Though we may pine for them in the depths of February, uncharacteristic warm days that offer a break in the weather are bad for gardens, according to Snetselaar. “Early-blooming forsythia bushes, magnolia trees, daffodils, and tulips may look pretty, but when cold weather inevitably returns, they may be damaged.”
Snetselaar adds that, in recent years, even some cherry trees and other plants that normally do not break dormancy early have started flowering long before they should because of extended periods of warm weather early in the season. “This year the deep snow cover has kept it cool around the plants on warm, sunny days, so I would expect that we’ll see less of this potentially damaging early bloom.”
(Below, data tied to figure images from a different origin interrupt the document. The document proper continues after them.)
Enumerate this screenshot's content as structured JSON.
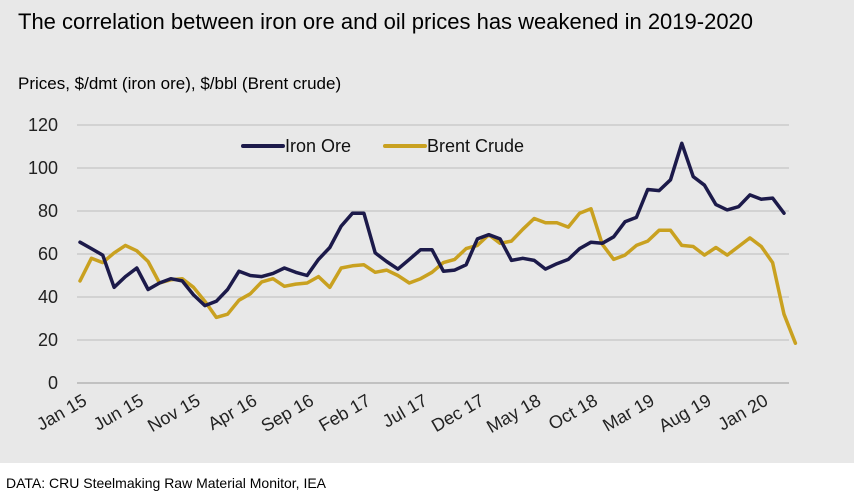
{
  "chart_data": {
    "type": "line",
    "title": "The correlation between iron ore and oil prices has weakened in 2019-2020",
    "subtitle": "Prices, $/dmt (iron ore), $/bbl (Brent crude)",
    "source": "DATA: CRU Steelmaking Raw Material Monitor, IEA",
    "xlabel": "",
    "ylabel": "",
    "ylim": [
      0,
      120
    ],
    "yticks": [
      0,
      20,
      40,
      60,
      80,
      100,
      120
    ],
    "grid": true,
    "legend": "top-center",
    "x_tick_labels": [
      {
        "index": 0,
        "label": "Jan 15"
      },
      {
        "index": 5,
        "label": "Jun 15"
      },
      {
        "index": 10,
        "label": "Nov 15"
      },
      {
        "index": 15,
        "label": "Apr 16"
      },
      {
        "index": 20,
        "label": "Sep 16"
      },
      {
        "index": 25,
        "label": "Feb 17"
      },
      {
        "index": 30,
        "label": "Jul 17"
      },
      {
        "index": 35,
        "label": "Dec 17"
      },
      {
        "index": 40,
        "label": "May 18"
      },
      {
        "index": 45,
        "label": "Oct 18"
      },
      {
        "index": 50,
        "label": "Mar 19"
      },
      {
        "index": 55,
        "label": "Aug 19"
      },
      {
        "index": 60,
        "label": "Jan 20"
      }
    ],
    "series": [
      {
        "name": "Iron Ore",
        "color": "#1c1a4a",
        "values": [
          65.5,
          62.5,
          59.5,
          44.5,
          49.5,
          53.5,
          43.5,
          46.5,
          48.5,
          47.5,
          41,
          36,
          38,
          43.5,
          52,
          50,
          49.5,
          51,
          53.5,
          51.5,
          50,
          57.5,
          63,
          73,
          79,
          79,
          60.5,
          56.5,
          53,
          57.5,
          62,
          62,
          52,
          52.5,
          55,
          67,
          69,
          67,
          57,
          58,
          57,
          53,
          55.5,
          57.5,
          62.5,
          65.5,
          65,
          68,
          75,
          77,
          90,
          89.5,
          94.5,
          111.5,
          96,
          92,
          83,
          80.5,
          82,
          87.5,
          85.5,
          86,
          79
        ]
      },
      {
        "name": "Brent Crude",
        "color": "#c9a120",
        "values": [
          47.5,
          58,
          56,
          60.5,
          64,
          61.5,
          56.5,
          46.5,
          48,
          48.5,
          44.5,
          38,
          30.5,
          32,
          38.5,
          41.5,
          47,
          48.5,
          45,
          46,
          46.5,
          49.5,
          44.5,
          53.5,
          54.5,
          55,
          51.5,
          52.5,
          50,
          46.5,
          48.5,
          51.5,
          56,
          57.5,
          62.5,
          64,
          69,
          65,
          66,
          71.5,
          76.5,
          74.5,
          74.5,
          72.5,
          79,
          81,
          64.5,
          57.5,
          59.5,
          64,
          66,
          71,
          71,
          64,
          63.5,
          59.5,
          63,
          59.5,
          63.5,
          67.5,
          63.5,
          56,
          32,
          18.5
        ]
      }
    ]
  }
}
Another benefit of snow, especially around broad-leaved evergreens like rhododendrons, is that it can help keep moisture around the plants and perhaps reduce airflow, Snetselaar says. “Oftentimes, winter damage to these plants is more about dry winds than about freezing temperatures. Cold air can’t hold as much moisture as warm air, and when very cold air blows over the leaves, it draws moisture from them. It’s always a good idea to be sure that evergreens go into the winter well-hydrated.”
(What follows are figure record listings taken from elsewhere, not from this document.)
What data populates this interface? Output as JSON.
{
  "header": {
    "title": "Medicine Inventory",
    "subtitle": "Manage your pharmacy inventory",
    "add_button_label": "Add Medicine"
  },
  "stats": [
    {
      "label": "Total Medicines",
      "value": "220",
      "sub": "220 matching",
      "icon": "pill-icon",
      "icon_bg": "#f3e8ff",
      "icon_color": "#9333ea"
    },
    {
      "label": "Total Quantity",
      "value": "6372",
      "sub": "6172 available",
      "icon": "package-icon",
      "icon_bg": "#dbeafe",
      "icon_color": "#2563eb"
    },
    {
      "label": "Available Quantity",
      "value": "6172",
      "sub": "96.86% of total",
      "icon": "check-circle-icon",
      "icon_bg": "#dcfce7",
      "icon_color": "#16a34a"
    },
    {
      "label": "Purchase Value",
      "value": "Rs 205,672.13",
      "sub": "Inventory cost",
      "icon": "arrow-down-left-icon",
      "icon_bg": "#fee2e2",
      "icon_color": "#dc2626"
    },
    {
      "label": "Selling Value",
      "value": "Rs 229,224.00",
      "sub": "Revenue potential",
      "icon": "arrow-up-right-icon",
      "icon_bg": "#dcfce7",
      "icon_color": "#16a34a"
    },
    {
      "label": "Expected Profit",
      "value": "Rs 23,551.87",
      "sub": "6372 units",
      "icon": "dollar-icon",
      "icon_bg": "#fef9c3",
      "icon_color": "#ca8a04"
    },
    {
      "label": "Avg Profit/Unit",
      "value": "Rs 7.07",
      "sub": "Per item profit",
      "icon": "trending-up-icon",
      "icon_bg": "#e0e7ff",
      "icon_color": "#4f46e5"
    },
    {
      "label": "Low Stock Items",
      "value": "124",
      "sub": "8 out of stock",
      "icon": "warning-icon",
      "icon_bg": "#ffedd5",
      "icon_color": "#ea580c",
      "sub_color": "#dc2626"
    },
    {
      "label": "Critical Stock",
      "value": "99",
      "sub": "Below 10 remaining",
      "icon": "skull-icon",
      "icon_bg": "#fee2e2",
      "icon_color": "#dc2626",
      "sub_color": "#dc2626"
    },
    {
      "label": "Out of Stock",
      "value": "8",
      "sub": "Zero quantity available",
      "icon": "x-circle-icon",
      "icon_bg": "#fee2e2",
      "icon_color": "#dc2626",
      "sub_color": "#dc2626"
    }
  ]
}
However, there are some unavoidable hazards to trees associated with this year’s “snowmaggedon” season. One highly visible problem is branches over-burdened with snow. Snetselaar says during snowstorms, “Take extra care of evergreens.”
“When there is heavy snow, gently brush it off, pushing the evergreen’s branches up, not down,” she advises. “This can help minimize broken branches, but it is important to be careful, because the branches are quite brittle when it is cold.”
What should be done when a tree has a large broken branch? Snetselaar suggests consulting an arborist for very large branches, or for especially valuable trees. Limbs that are partly broken, or that may pose a danger, should be pruned right away.
“Use good pruning practices, cutting branches back to sound wood and leaving a ‘collar,’ which means to cut close to, but not too close to the trunk or larger branch, to facilitate wound healing,” she recommends. “However, it’s best to wait before pruning shrubs or trees that are bent or misshapen after heavy snow. Some may gradually straighten up and be fine. And obviously, don’t attempt to remove any branches that are near overhead wires. Leave those to the utility company.”